Are they working for you?
18 Aug 2007
Just before the House rose for the Summer Recess, we had a short debate on Lords Amendments to the Bill banning smoking in public places. I went into the Chamber to listen, but with no intention of speaking. The Health Minister was at the Despatch Box; she saw me in her place and decided, kindly, to refer to my record on public health. “ I commend” she said “the Rt Hon Member for..” and here she paused, for her memory failed. There is no reason why she should carry in her head the constituencies of every Tory backbencher, and it is not unusual for Members to need some in-flight refuelling in situations such as this.
“North West Hampshire” I gallantly said from a sedentary position. “…for North West Hampshire” she continued
The reason I tell this story is that there are organisations that seek to measure the effectiveness of MP’s by counting the number of entries they make in Hansard. A long well-thought out speech – or, more popular with the colleagues, a short well thought-out speech - can score as much as the intervention I have referred to. And some of our work does not score at all. One can spend several hours reading papers for a Select Committee, many more hours chairing the subsequent discussion, and still more drafting and redrafting the report which is then published. The scorer does not show any interest in that. Adding one’s name to an Early Day Motion gets the scoreboard ticking over again, whereas writing a more effective letter that the Minister will actually read on the same subject scores not one jot.

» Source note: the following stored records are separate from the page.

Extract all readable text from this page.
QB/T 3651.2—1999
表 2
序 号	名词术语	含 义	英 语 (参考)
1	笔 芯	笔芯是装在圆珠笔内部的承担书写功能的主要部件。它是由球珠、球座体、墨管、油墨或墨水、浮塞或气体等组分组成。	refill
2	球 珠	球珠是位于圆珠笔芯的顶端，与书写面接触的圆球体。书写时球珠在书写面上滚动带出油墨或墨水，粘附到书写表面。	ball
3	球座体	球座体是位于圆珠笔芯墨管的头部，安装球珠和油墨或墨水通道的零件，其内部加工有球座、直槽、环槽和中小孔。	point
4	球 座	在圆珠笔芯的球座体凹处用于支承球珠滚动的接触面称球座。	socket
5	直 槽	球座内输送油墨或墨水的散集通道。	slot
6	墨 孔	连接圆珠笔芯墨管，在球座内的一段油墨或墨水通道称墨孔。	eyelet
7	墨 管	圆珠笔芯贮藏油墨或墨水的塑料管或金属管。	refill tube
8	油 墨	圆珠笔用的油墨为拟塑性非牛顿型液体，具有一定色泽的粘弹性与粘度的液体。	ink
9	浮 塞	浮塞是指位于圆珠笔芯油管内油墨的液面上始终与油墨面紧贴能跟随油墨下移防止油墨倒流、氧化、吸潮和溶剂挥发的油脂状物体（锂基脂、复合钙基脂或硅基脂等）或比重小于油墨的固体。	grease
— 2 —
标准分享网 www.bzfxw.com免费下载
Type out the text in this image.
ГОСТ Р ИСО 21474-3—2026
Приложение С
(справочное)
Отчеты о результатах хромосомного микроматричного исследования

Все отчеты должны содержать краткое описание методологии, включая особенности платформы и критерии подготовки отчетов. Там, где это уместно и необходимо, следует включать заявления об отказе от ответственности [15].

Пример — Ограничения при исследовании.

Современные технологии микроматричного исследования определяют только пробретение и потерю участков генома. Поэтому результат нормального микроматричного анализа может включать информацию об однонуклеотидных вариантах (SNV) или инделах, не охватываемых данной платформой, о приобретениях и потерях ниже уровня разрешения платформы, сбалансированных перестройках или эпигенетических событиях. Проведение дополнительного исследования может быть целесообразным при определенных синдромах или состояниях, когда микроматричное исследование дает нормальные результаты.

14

This is leading up to a potentially more substantial point. Last Friday, there was a power cut in Penton Mewsey in the middle of the afternoon. We are not intensive users of air-conditioning equipment in the village, and the swimming pool filters were working as normal. But for whatever reason, there was a power cut. Ten minutes later, we were back on stream. But my BT router had gone. This is the electronic lifeline, keeping the computer in touch with the outside world. One cannot simply go out and buy another. Three organisations are involved in rectifying the defect. It has to be replaced by a BT engineer. No times could be given for delivery of this important component.
It so happens that there is one league table of MP’s which I currently lead. I doubt if it is any more meaningful than any of the others. It calibrates the promptness with which MP’s respond to emails. On an identical number of points but ranked second is my good friend and parliamentary neighbour Robert Key.
The power cut, and the consequent absence of a router, may mean that I am displaced from my position.
I hope constituents will be understanding.